Ayer se rindió, una vez más, un bonito homenaje a la figura de Antonio Puerta, en forma de la novena edición del trofeo que lleva su nombre y que sirvió de presentación del nuevo proyecto de Berizzo ante la parroquia sevillista. Un partido que además, fue una excelente piedra de toque para lo que se viene en menos de una semana; el partido de ida de la previa de Champions League, con el que se dará el pistoletazo de salida oficialmente a la temporada 2017/2018.

Y el partido de ayer fue especialmente interesante por dos motivos: El primero, porque la Roma no vino a pasearse y mostró un planteamiento férreo; lo que viene perfecto para medir el momento de forma y el segundo, porque pudimos ver un esbozo importante de lo que va a ser este equipo y aunque aún hay algunas piezas que necesitan unas semanas más de rodaje, las sensaciones fueron bastante buenas.

Y esa falta de competitividad se hizo especialmente evidente durante la primera parte, donde el Sevilla no supo imprimir el ritmo necesario para doblegar a un rival duro, como son los italianos. Eso sí, supo controlar el balón y creó algunas ocasiones interesantes, aunque también concedió otras al rival. La peor noticia, fueron las molestias con las que se retiraron Correa y Mercado. La mejor, las fantásticas intervenciones de Sergio Rico, que nos permitieron mantener el empate al descanso y mostrar por enésima vez porque es el titular, año tras año, a pesar de las duras críticas a los que muchos acostumbran a someterle.

Ya en la segunda mitad, el equipo de Berizzo pareció insuflar nuevos aires. Con un Banega aún más participativo del juego colectivo, un Corchia que sigue mejorando, aún más, el buen nivel que ha mostrado durante toda la pretemporada y sobre todo, un Nolito que a pesar de mostrar signos de no estar al 100%, destaca por encima del resto en lo que a destellos de calidad se refiere. No en vano, fue clave en los dos goles; primero con una genial asistencia a Escudero y después con un fantástico disparo a la red. Es cierto que en algunos momentos pecó de individualismo, pero no tengo duda alguna, que pronto esas largas conducciones aportarán muchos puntos al equipo de Nervión.

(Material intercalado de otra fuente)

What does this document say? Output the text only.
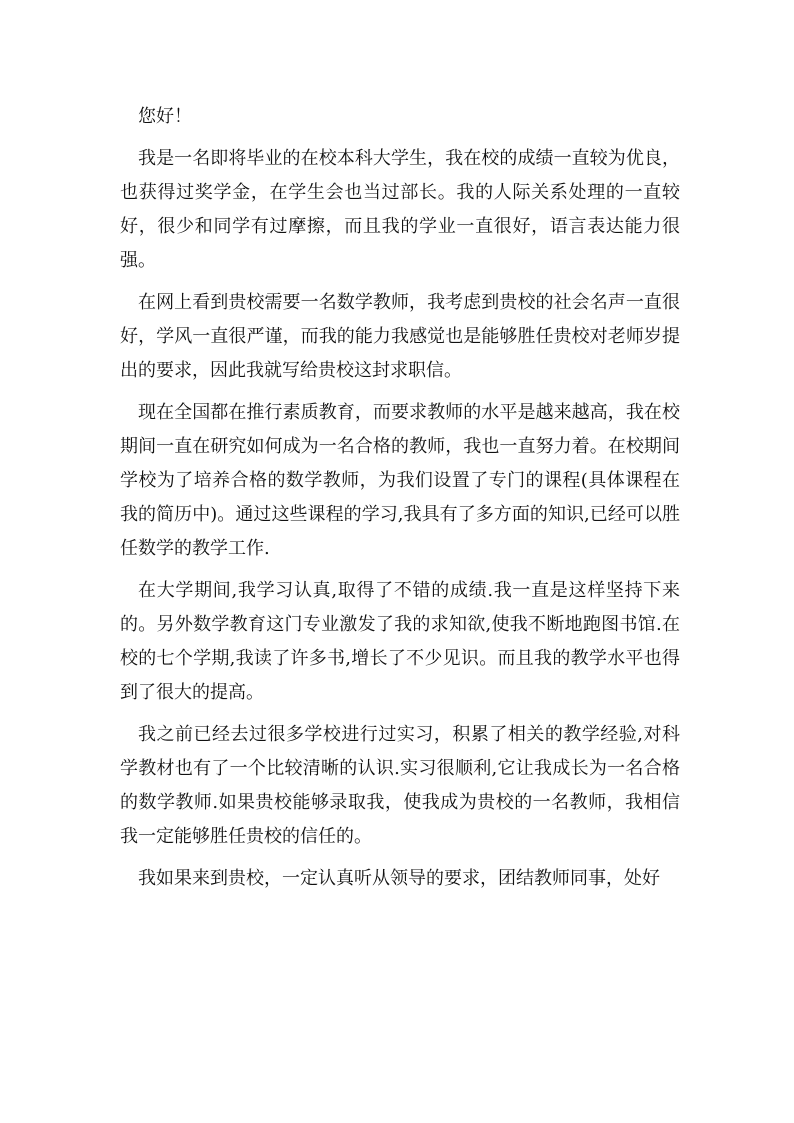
您好！

我是一名即将毕业的在校本科大学生，我在校的成绩一直较为优良，也获得过奖学金，在学生会也当过部长。我的人际关系处理的一直较好，很少和同学有过摩擦，而且我的学业一直很好，语言表达能力很强。

在网上看到贵校需要一名数学教师，我考虑到贵校的社会名声一直很好，学风一直很严谨，而我的能力我感觉也是能够胜任贵校对老师岁提出的要求，因此我就写给贵校这封求职信。

现在全国都在推行素质教育，而要求教师的水平是越来越高，我在校期间一直在研究如何成为一名合格的教师，我也一直努力着。在校期间学校为了培养合格的数学教师，为我们设置了专门的课程(具体课程在我的简历中)。通过这些课程的学习,我具有了多方面的知识,已经可以胜任数学的教学工作.

在大学期间,我学习认真,取得了不错的成绩.我一直是这样坚持下来的。另外数学教育这门专业激发了我的求知欲,使我不断地跑图书馆.在校的七个学期,我读了许多书,增长了不少见识。而且我的教学水平也得到了很大的提高。

我之前已经去过很多学校进行过实习，积累了相关的教学经验,对科学教材也有了一个比较清晰的认识.实习很顺利,它让我成长为一名合格的数学教师.如果贵校能够录取我，使我成为贵校的一名教师，我相信我一定能够胜任贵校的信任的。

我如果来到贵校，一定认真听从领导的要求，团结教师同事，处好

El gol de la Roma, uno de aquellos que suelen llamarse “del honor”, no fue más que una anécdota en un tramo final en el que el equipo rojiblanco, algo ya cansado, pareció estar pensando ya en la ducha y el refresco. No me cabe duda, que esto no hubiera ocurrido en un partido oficial.

No quiero olvidarme de destacar a otro jugador como es Krohn-Dehli, que gracias a su calidad y admirable entrega se ha convertido, al menos para mi, en titular indiscutible junto a Banega, con quién forma una dupla de construcción de muchos kilates.

Lo único que me preocupa, además de la extraña y excesiva confianza que técnico argentino muestra por Walter Montoya, al que no entiendo si lo están mostrando para darle cartel y buscar una salida, o realmente lo consideran apto para este equipo; es la falta de gol de los nueves. Es cierto que aún es pronto y hay que confiar en ellos, sobre todo en las capacidades que promete el colombiano, pero creo que es indudable que hace falta asegurar el gol con Bacca, Jovetic o cualquier otro delantero contrastado.

En definitiva, buena piedra de toque para un Sevilla que muestra síntomas de estar cerca de su mejor versión y que parece llegar a la previa de Champions en una forma bastante aceptable. El IX Trofeo Antonio Puerta se queda en casa y todos contentos. ¡Que empiece lo bueno!